With darkness and it's "cool weather" quickly approaching we made dinner and devoured dinner. Andrea immediately excused herself and headed off to bed. I stayed up with Rob and Araz and talked about layering systems and fuel for the body during climbs until about 9pm. We decided that we would get up when the sun came up (about 6am) since that is when it warmed up. Our goal was to get to the cars by noon.
Sunrise came and we quickly started breaking camp and making breakfast. We managed to hit the trail a little after 7:45. We had to descend the snowfields that lead down to LBSL. Based on the condition of the snow yesterday we decided to wear our crampons for descent. After about 10 minutes of walking on the snowfields we realized that we didn’t need the crampons since the snow had already softened up.

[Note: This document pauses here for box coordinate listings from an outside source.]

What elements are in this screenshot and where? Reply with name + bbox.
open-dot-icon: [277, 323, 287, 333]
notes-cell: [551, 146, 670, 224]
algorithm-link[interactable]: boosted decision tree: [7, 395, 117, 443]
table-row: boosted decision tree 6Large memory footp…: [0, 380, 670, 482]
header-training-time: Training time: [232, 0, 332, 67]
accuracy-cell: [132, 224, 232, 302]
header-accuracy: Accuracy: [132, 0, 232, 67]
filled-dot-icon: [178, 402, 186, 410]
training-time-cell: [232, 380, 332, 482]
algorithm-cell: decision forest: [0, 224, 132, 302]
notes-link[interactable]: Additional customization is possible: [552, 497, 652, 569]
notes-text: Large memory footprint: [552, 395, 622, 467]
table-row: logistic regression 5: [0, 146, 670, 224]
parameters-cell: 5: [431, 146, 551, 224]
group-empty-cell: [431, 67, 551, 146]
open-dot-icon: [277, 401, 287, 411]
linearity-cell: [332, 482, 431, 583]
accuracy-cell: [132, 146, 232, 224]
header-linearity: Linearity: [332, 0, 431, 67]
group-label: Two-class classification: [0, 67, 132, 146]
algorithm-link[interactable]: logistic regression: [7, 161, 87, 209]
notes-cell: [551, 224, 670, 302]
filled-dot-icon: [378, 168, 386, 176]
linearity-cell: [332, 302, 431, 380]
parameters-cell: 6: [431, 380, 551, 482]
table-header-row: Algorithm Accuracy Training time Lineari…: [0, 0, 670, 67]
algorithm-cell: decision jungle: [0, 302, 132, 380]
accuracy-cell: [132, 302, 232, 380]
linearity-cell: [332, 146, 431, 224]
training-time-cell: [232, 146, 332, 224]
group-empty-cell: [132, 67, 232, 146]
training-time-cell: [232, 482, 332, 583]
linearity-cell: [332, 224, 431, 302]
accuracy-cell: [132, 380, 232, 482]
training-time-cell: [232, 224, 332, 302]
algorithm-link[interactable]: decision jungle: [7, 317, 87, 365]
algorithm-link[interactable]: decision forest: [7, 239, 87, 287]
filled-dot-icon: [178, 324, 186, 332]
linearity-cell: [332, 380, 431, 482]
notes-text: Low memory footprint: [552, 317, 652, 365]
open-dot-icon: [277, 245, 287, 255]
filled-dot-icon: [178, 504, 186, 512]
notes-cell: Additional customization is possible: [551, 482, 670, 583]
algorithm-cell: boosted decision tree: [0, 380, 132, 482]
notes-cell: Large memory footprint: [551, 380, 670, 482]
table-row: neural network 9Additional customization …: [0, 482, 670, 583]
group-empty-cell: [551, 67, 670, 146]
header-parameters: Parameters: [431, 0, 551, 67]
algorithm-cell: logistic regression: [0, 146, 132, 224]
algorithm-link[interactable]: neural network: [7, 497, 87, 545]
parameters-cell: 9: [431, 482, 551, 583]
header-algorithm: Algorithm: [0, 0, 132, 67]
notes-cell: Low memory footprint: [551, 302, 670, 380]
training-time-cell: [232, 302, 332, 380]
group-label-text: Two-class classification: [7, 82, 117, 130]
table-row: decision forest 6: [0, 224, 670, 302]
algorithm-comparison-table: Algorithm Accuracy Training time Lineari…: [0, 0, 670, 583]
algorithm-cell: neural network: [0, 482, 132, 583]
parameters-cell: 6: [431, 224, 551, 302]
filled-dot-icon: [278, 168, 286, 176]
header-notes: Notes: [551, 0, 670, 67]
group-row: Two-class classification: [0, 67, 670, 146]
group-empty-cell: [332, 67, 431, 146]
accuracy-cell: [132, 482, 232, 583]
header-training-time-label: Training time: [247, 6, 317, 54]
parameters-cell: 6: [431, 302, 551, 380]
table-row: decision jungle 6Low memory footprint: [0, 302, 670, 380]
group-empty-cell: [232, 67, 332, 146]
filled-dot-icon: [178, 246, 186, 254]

We continued across the snowfields until we finally reached LBSL.
Gail was feeling the effects of a heavy pack (10 plus pounds of rock climbing gear wasn’t helping) and was finding the descent steep and more difficult than going up. The wet rock from the spring runoff wasn’t helping anything since parts of the trail are down a creek bed. Once again we grouped up and split up some of Gail’s weight.
We found Ebersbacher Ledges more difficult going down. Because of countless climbers going the wrong way on the ledges there were trails that led everywhere. Many of these were in the wrong direction. While the ledges were very obvious going up the hill, they were not obvious going down the hill. Eventually we were able to make our way down the ledges (note: ignore the small cairns and only follow the HUGE ones).
We finally got another well-deserved rest. After the second stream crossing (first one going up), we broke up individually and each hiked down at their own speed. We all reached the cars before noon. We decided skip lunch and headed to Whoa Nellie Café for dinner.